Marla got into Past Lives through Sal. They were friends at work – they often had lunch together, and went shopping, and sometimes to movies, with nothing unusual being said.

But one day Sal confided to Marla that in a past life she'd been Cleopatra. The reason she was telling Marla this was that she'd just got engaged – out came a hulking diamond – because she'd run into a man through an internet chat site who'd been Marc Antony, and they'd got together in real life, and needless to say they'd fallen in love, and wasn't that wonderful?

Marla nearly choked on her coffee. First of all, if Sal had been Cleopatra she herself had been the Queen of Sheba, because Sal wasn't exactly anyone's idea of Miss Sexy Ancient Egypt – she was thirty-five and tubby, with a pasty complexion and an overbite.

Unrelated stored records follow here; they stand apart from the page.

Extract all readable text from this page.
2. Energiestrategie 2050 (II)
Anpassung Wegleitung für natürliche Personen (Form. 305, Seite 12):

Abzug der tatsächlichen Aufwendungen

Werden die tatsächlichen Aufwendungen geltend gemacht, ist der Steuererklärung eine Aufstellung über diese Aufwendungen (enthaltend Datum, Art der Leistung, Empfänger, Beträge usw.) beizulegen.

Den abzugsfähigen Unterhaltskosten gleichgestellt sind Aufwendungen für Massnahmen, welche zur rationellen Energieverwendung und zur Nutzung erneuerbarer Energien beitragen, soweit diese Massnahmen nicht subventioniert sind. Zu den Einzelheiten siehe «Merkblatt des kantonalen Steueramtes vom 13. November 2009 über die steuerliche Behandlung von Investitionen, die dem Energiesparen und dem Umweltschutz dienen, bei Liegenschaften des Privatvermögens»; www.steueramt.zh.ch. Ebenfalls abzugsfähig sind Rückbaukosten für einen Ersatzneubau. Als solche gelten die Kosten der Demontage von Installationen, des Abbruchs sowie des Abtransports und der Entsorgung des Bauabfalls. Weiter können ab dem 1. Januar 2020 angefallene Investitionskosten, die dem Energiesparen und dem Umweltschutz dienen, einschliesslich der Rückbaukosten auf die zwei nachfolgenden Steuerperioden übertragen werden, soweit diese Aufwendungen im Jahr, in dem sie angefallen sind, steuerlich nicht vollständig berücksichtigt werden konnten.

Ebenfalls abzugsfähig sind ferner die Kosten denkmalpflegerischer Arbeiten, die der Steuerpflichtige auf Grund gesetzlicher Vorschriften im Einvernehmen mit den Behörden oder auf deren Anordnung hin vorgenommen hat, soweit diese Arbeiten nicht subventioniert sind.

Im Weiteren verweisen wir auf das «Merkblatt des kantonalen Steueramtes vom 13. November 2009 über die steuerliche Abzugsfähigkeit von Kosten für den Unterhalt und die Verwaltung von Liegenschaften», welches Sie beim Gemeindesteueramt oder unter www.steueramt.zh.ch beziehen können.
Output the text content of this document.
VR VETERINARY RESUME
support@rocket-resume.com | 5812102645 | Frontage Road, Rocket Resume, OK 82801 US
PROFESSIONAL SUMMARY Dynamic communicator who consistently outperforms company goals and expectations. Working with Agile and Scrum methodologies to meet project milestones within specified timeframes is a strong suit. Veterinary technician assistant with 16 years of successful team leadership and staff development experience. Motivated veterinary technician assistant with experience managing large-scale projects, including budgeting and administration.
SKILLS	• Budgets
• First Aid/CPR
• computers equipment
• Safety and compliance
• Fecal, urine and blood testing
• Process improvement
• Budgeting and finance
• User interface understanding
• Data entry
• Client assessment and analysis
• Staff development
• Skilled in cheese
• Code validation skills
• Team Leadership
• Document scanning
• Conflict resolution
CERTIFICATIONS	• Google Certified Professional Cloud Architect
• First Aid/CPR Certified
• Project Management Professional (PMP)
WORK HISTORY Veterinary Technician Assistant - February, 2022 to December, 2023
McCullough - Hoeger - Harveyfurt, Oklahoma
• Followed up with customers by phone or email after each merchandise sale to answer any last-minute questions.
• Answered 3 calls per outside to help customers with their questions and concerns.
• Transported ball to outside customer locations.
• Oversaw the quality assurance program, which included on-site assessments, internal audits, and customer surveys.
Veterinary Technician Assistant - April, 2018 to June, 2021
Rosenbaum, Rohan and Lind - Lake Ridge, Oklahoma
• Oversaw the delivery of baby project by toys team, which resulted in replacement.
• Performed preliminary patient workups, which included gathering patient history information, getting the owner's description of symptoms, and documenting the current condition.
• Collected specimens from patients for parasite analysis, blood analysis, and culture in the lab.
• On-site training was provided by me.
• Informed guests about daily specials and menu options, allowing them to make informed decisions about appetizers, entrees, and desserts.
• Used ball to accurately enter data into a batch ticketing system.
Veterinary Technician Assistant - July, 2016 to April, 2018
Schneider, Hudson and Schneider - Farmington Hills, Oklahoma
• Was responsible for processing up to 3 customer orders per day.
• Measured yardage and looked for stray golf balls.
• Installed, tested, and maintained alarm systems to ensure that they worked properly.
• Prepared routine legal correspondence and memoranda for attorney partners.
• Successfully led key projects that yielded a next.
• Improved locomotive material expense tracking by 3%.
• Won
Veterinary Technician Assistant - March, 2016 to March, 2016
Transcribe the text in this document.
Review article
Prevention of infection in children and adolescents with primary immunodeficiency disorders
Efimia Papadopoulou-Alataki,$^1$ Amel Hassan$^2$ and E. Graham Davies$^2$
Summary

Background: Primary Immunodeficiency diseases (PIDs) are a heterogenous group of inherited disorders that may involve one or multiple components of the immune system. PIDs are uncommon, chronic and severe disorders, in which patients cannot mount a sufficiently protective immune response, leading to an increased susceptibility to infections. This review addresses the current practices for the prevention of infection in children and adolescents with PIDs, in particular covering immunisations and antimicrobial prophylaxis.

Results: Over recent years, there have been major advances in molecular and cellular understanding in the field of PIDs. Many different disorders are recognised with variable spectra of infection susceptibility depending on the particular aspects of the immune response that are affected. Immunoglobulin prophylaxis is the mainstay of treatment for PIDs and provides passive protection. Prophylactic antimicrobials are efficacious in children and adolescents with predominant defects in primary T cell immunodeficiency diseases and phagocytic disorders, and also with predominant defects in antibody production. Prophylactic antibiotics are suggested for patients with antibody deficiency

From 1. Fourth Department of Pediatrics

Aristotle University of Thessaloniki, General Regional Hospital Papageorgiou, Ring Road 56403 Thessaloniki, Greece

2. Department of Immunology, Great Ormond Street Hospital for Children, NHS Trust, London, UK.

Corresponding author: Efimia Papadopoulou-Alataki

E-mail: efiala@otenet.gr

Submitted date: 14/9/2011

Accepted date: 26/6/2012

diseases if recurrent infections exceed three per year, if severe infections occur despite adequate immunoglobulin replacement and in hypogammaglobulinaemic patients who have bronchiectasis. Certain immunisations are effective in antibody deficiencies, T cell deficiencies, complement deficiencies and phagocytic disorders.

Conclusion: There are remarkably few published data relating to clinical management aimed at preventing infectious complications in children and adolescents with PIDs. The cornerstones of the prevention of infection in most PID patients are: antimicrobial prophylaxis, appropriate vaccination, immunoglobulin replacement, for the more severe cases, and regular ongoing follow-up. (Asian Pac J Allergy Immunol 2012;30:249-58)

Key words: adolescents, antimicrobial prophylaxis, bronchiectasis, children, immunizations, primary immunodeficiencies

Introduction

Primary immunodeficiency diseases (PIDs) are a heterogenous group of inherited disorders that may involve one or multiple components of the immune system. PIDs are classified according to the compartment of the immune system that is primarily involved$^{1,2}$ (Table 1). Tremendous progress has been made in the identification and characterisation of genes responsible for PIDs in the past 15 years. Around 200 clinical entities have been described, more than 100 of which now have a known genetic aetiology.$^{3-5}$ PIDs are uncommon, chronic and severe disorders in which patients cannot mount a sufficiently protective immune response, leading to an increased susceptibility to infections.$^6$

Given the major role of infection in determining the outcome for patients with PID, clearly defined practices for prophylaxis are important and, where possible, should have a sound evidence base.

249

Also, Marla had seen that play – a long time ago, granted, but not so long that she didn't remember the death of Marc Antony, and also that of Cleopatra, what with the asps in a basket.

"It didn't end very well, the first time," she managed to croak out. It was cruel to laugh at someone else's nutty illusion, so she managed not to do that. Anyway, who was she to laugh? Nutty illusion or not, the Cleopatra thing had got results for Sal.

"That's true," Sal said. "It was awful at the time." She gave a little shudder. Then she explained that the good thing about having a past life was that you got the chance to return to earth as the same person you'd once been, but this time you could make things come out better. Which was why so many of the Past Lifers were historic figures who'd had tragic finales. A lot were from the Roman Empire, for instance. And kings and queens, and dukes and duchesses – they'd been prone to trouble because of their ambition and other people's jealousy of them and so forth.

"How did you know?" asked Marla. "That you were Cleopatra?"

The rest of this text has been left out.